At the end of the day, though, health is not a competition. It’s not a performance, or a scoreboard, or a video game streak you get bonus points for if you go X many days without breaking. Health is being the generally-best version of ourselves we can be, accounting for the fact that sometimes, a glass of wine or a few hours in the sun or a greasy slice of pizza is the best thing for you at that moment. Health is not deluding yourself about how active you are or how nutritionally-balanced your diet actually is, but it’s also not deluding yourself about the reasons you are doing something: is it because it’s actually contributing to a fit and fulfilling lifestyle, or is it because it looks good in a photo? Are we pursuing health because we want to feel full of energy and positivity, or because we have coded every “healthy” choice as some kind of moral good that makes us feel superior?
I never want to be the woman who cannot just order some fries, or who beats herself up when she misses one day at the gym. But I also never want to be the woman who lives an almost-completely sedentary lifestyle, and is constantly “treating herself” to foods and activities that ultimately leave her feeling worse than she started. I don’t ever want to treat my body as something to be won or lost, or feel more concerned with the presentation of my lifestyle than the actual living of it. I don’t want to become Puritan about my health, but I also never want to be totally hedonistic, justifying any number of damaging behaviors with an empty rhetoric of “self-care.”

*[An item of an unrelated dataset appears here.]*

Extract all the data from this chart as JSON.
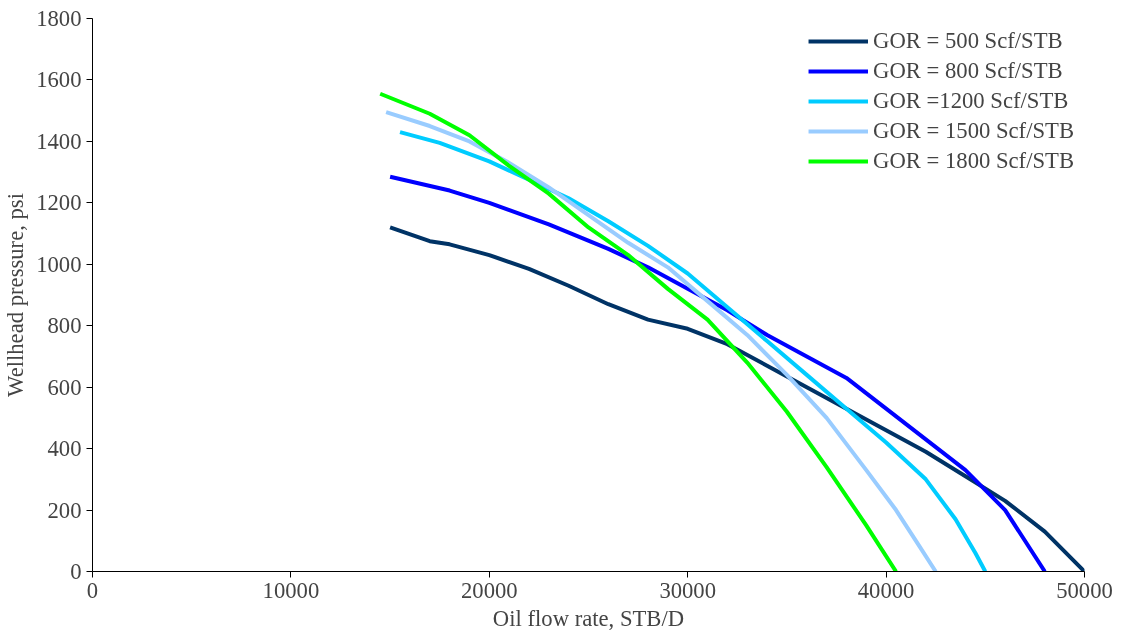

I can be happy somewhere in the middle, and can look to my future father-in-law for a good case study: a very healthy French doctor who gets a lot of activity, but also a lot of watching good TV on his laptop, who has the occasional cigar and the not-so-occasional glass of wine or whiskey, who eats plenty of vegetables but loves grilling up a great steak, who does things because they feel good and because they are good for him. I can look to him to live life well, and long, and full of both the happiness we want, and the energy that allows us to seek even more of it.